The main results of Sections 2.2 and 2.3 are published in [96].
Chapter 3: Altering Distances and Multidimensional Fixed Point Results in Partially Ordered Metric Spaces
This chapter is divided into three sections.
In Section 3.1, some coupled coincidence and common coupled fixed point theorems for two self-mappings have been derived which satisfy certain inequality involving a function of two variables that measures the distance between points in ordered metric spaces. For particular choices of this function, several generalizations of many fixed point theorems which contain altering distance functions may be obtained. Our results can be applied directly to study multidimensional fixed point theorems which cover the concepts of coupled , tripled, quadruple fixed point etc.
The main results of this section are published in [100].

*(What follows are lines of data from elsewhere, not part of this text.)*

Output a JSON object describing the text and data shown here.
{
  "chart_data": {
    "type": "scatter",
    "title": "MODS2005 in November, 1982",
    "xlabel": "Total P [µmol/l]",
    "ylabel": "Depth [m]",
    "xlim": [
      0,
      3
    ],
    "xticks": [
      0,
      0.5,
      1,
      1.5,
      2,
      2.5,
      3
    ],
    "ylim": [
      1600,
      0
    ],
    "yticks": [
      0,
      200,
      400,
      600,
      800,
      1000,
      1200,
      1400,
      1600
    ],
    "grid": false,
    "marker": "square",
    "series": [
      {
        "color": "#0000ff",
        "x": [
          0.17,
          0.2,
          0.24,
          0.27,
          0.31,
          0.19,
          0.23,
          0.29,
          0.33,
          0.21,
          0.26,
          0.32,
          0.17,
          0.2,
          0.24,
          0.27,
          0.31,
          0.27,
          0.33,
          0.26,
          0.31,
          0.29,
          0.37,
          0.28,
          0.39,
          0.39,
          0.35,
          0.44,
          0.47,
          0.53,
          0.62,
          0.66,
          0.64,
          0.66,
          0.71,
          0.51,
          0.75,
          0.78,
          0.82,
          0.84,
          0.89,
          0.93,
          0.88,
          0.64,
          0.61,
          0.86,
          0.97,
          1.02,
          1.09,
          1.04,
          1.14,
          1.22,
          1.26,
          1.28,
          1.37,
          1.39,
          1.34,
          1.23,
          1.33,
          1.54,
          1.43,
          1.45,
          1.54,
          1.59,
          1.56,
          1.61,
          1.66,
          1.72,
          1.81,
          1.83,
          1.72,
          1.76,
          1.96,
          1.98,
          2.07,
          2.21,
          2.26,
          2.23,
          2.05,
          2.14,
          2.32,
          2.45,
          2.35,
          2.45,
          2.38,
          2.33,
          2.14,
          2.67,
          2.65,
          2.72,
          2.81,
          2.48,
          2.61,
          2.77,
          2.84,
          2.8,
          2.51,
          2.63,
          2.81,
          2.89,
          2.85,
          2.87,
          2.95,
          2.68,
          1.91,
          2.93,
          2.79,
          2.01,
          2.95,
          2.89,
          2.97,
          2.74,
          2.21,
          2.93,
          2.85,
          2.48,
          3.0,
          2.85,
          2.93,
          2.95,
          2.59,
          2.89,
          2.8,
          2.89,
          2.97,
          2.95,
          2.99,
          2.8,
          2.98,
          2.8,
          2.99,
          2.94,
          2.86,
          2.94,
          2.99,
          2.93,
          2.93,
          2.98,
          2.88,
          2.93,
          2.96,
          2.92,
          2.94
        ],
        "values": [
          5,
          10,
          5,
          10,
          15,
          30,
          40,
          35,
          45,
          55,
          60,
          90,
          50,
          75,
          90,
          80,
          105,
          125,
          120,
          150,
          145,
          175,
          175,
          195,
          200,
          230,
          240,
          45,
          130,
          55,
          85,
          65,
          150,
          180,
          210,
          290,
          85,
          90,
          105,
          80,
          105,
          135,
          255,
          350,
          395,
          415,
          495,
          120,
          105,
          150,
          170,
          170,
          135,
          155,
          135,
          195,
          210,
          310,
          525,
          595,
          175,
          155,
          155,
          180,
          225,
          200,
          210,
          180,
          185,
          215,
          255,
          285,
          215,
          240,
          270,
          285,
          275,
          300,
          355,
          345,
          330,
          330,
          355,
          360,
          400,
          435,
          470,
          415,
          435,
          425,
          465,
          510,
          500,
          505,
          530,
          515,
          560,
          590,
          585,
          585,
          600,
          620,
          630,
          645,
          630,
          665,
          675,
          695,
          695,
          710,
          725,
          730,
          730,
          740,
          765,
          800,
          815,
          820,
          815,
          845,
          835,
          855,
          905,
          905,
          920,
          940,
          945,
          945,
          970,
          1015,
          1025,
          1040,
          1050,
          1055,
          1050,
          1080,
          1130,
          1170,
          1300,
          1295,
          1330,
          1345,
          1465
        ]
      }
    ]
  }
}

In Section 3.2, we establish a common fixed point theorem for two pairs of mappings satisfying an almost generalized contractive condition for comparable elements in a partially ordered metric space. Our results generalize and extend the main results in [5] to multi-valued setting.
The main results of this section are published in [93].
In Section 3.3, some existence and uniqueness fixed point theorems for g-mixed monotone mapping in any number of variables under general contractive conditions in partially ordered metric spaces by using the condition of weak compatibility were derived. Our results are different, more natural and generalizations of many results on multidimensional fixed points. For illustration of the effectiveness of our generalizations, some examples are equipped.
The main results of this section are published in [94].
Chapter 4: Multidimensional Fixed Points for Hybrid pairs of Mappings in Partially Ordered Metric Spaces
This chapter contains three sections.
In Section 4.1, we introduce the concepts of g-mixed monotone property for multi-valued mapping under any number of variables, where g is single valued mapping. Then we apply this concept to prove the existence of n-coincidence point for this hybrid pair under general contractive condition in partially ordered metric spaces. Also we give a supporting example for our theorem.
In Section 4.2, we obtain a n-coincidence point results for hybrid pair of non-linear contractions in partially ordered metric space by using ∆_g-symmetric property instead of g-mixed monotone property.
The main results of Sections 4.1 and 4.2 are published in [95].
In Section 4.3, we introduce the notion of weakly g-mixed monotone property for two multi-valued mapping with n-variables defined on partially ordered metric space and then prove coincidence and common fixed point for two hybrid pairs under two different contractive conditions. These theorems extend and generalize very recent results that can be found in [68] and many others.
The main results of this section are published in [97].
Chapter 5: Some Coupled Fixed Point Theorems in S-Metric Spaces with Applications
This chapter contains three sections.
Section 5.1, mainly presents a multi-valued version of the concept of weakly mixed monotone property and then presents results on existence and uniqueness common coupled fixed point for two multi-valued mappings satisfying certain contractive condition in partially ordered S-metric spaces.
The main results of Section 5.1 are accepted for publication in Assiut University Journal of Mathematics and Computer Sciences.
Section 5.2, is mainly devoted to give a random version of the concept of weakly mixed monotone property and prove some common and common coupled random fixed point theorems for two random operators satisfying some rational type contraction in partially ordered S-metric spaces. Also, an example is given to support our results.
Section 5.3, deals with the existence and uniqueness of a solution of some random functional equation, as an application of common random fixed point theorem mentioned in Section 5.2.
The main results of Sections 5.2 and 5.3 are published in [98].